A few hours later, it will be about 3 PM and I may have the beginning of a headache. I glance at my water bottle and realize I am way behind on fluids, so I drink a few glugs of water. In short order, the headache dissipates. I have been negatively reinforced: I did a desirable action, and something bad went away.

Punishment, on the other hand, is entirely different. If, feeling a bit bored, I decide to scroll through the news of the day, I might feel depressed and then realize I have wasted my break reading bad news (HEY!).  Or, I may notice the beginnings of a headache and, instead of a drink of water, start with a few chunks of delicious, smooth dark chocolate and then (OUCH) my headache may well get worse.

The point of this little meander through intro psych lessons is that, when making changes, maybe it will progress better if you find ways to start with positive and negative reinforcement rather than what will seem like punishments.

For example, let’s say you think that at least one weekend afternoon of family time without devices would be a good start. Teens and even younger children may not agree. Wrestling their phones and tablets away is feasible, but they will consider this HEY!, and their resulting dopamine withdrawal symptoms to be OUCH for them; their miserable behavior may be a big OUCH for you.  But if a family activity inherently means no devices and then everyone has fun, we now have a big YAY in place the OUCH and HEY! What might that include?

Being outdoors in nature, where devices may not work properly anyway. A movie outing. A museum that requires devices be silent and away. Physical activities. Someplace where there is no phone or internet signal. Or just take a deep breath and impose device-off mode around a slice of a day and spend it in actively doing things that would not be improved by device distractions. Have fun. Don’t lecture about how fun it was (that’s an OUCH). If your kid mentions it was pretty fun, you can agree and take that as YAY – an invitation to repeat as possible.

Hard Changes

Most of us have some changes to make. And most changes are not so easy. That’s why people postpone them, or poke at the edges, or just pretend the problem will go away by itself. Sometimes people convince themselves there isn’t even a problem, really; that it just depends how you look at it. Maybe so.
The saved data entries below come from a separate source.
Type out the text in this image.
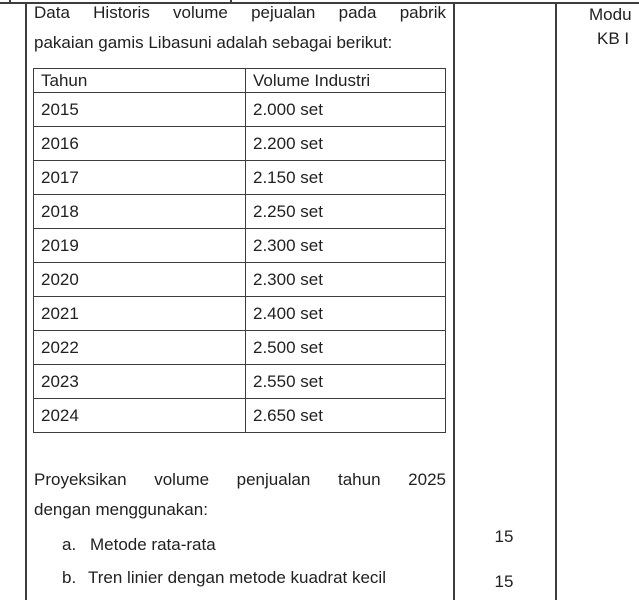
Data Historis volume pejualan pada pabrik
pakaian gamis Libasuni adalah sebagai berikut:
Tahun	Volume Industri
2015	2.000 set
2016	2.200 set
2017	2.150 set
2018	2.250 set
2019	2.300 set
2020	2.300 set
2021	2.400 set
2022	2.500 set
2023	2.550 set
2024	2.650 set
Proyeksikan volume penjualan tahun 2025
dengan menggunakan:
a. Metode rata-rata
b. Tren linier dengan metode kuadrat kecil
15
15
Modu
KB I
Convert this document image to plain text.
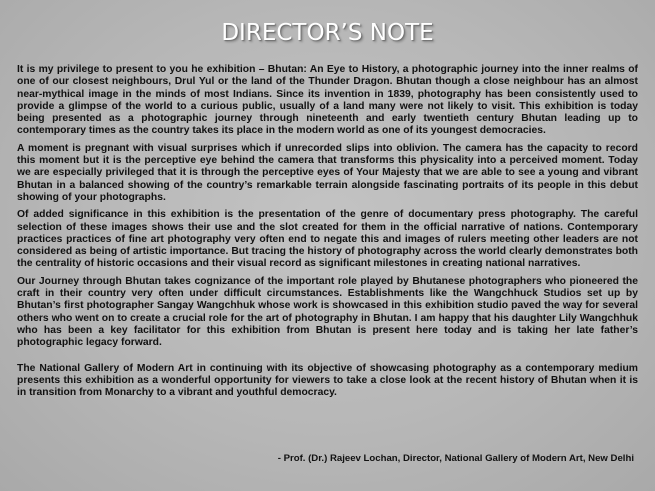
DIRECTOR’S NOTE

It is my privilege to present to you he exhibition – Bhutan: An Eye to History, a photographic journey into the inner realms of one of our closest neighbours, Drul Yul or the land of the Thunder Dragon. Bhutan though a close neighbour has an almost near-mythical image in the minds of most Indians. Since its invention in 1839, photography has been consistently used to provide a glimpse of the world to a curious public, usually of a land many were not likely to visit. This exhibition is today being presented as a photographic journey through nineteenth and early twentieth century Bhutan leading up to contemporary times as the country takes its place in the modern world as one of its youngest democracies.

A moment is pregnant with visual surprises which if unrecorded slips into oblivion. The camera has the capacity to record this moment but it is the perceptive eye behind the camera that transforms this physicality into a perceived moment. Today we are especially privileged that it is through the perceptive eyes of Your Majesty that we are able to see a young and vibrant Bhutan in a balanced showing of the country’s remarkable terrain alongside fascinating portraits of its people in this debut showing of your photographs.

Of added significance in this exhibition is the presentation of the genre of documentary press photography. The careful selection of these images shows their use and the slot created for them in the official narrative of nations. Contemporary practices practices of fine art photography very often end to negate this and images of rulers meeting other leaders are not considered as being of artistic importance. But tracing the history of photography across the world clearly demonstrates both the centrality of historic occasions and their visual record as significant milestones in creating national narratives.

Our Journey through Bhutan takes cognizance of the important role played by Bhutanese photographers who pioneered the craft in their country very often under difficult circumstances. Establishments like the Wangchhuck Studios set up by Bhutan’s first photographer Sangay Wangchhuk whose work is showcased in this exhibition studio paved the way for several others who went on to create a crucial role for the art of photography in Bhutan. I am happy that his daughter Lily Wangchhuk who has been a key facilitator for this exhibition from Bhutan is present here today and is taking her late father’s photographic legacy forward.

The National Gallery of Modern Art in continuing with its objective of showcasing photography as a contemporary medium presents this exhibition as a wonderful opportunity for viewers to take a close look at the recent history of Bhutan when it is in transition from Monarchy to a vibrant and youthful democracy.

- Prof. (Dr.) Rajeev Lochan, Director, National Gallery of Modern Art, New Delhi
But maybe there’s something that needs changing.

Let’s say you have a teenage child, or a child approaching the teens. S/he is cranky, sullen, uncooperative with chores, sulks during family meals and resists being on time for school and other appointments. S/he wants to spend time alone, in the bedroom, with electronics. The child is depressed and/or anxious and/or obsessive and/or perpetually angry. You know the situation will change, one way or the other. Everything changes. If you do nothing, you are gambling that your child will continue down this road and somehow, at 18 or 19 or 20, wake up, shake themselves off like a wet Golden Retriever and come out of their bedroom, smile and say, “Wow! How could I have been so wrong?!”

Yeah, I doubt it, too.

If you have this situation and need to take it on, it can be hard to know where to start. Here’s a suggestion: if the situation is not a crisis, then the most practical first step may be to start with yourself.

You will have to change. Perhaps you have to start the change process by being sure that all the adults in the house are on the same page in your expectations. Perhaps you need to get yourself on the right path.

You go first. You get enough fresh air, and time in nature, and sleep, and healthy nutrition, and balanced physical activity. You strive to do interesting and challenging things in what little free time you have. You will, quite naturally and incidentally, spend less passive screen time. You’ll be leading from strength rather than being a target for adolescents’ favorite criticism: that we adults are hypocrites. You’ll be in a much better stance to steer positive changes for your tween or teen.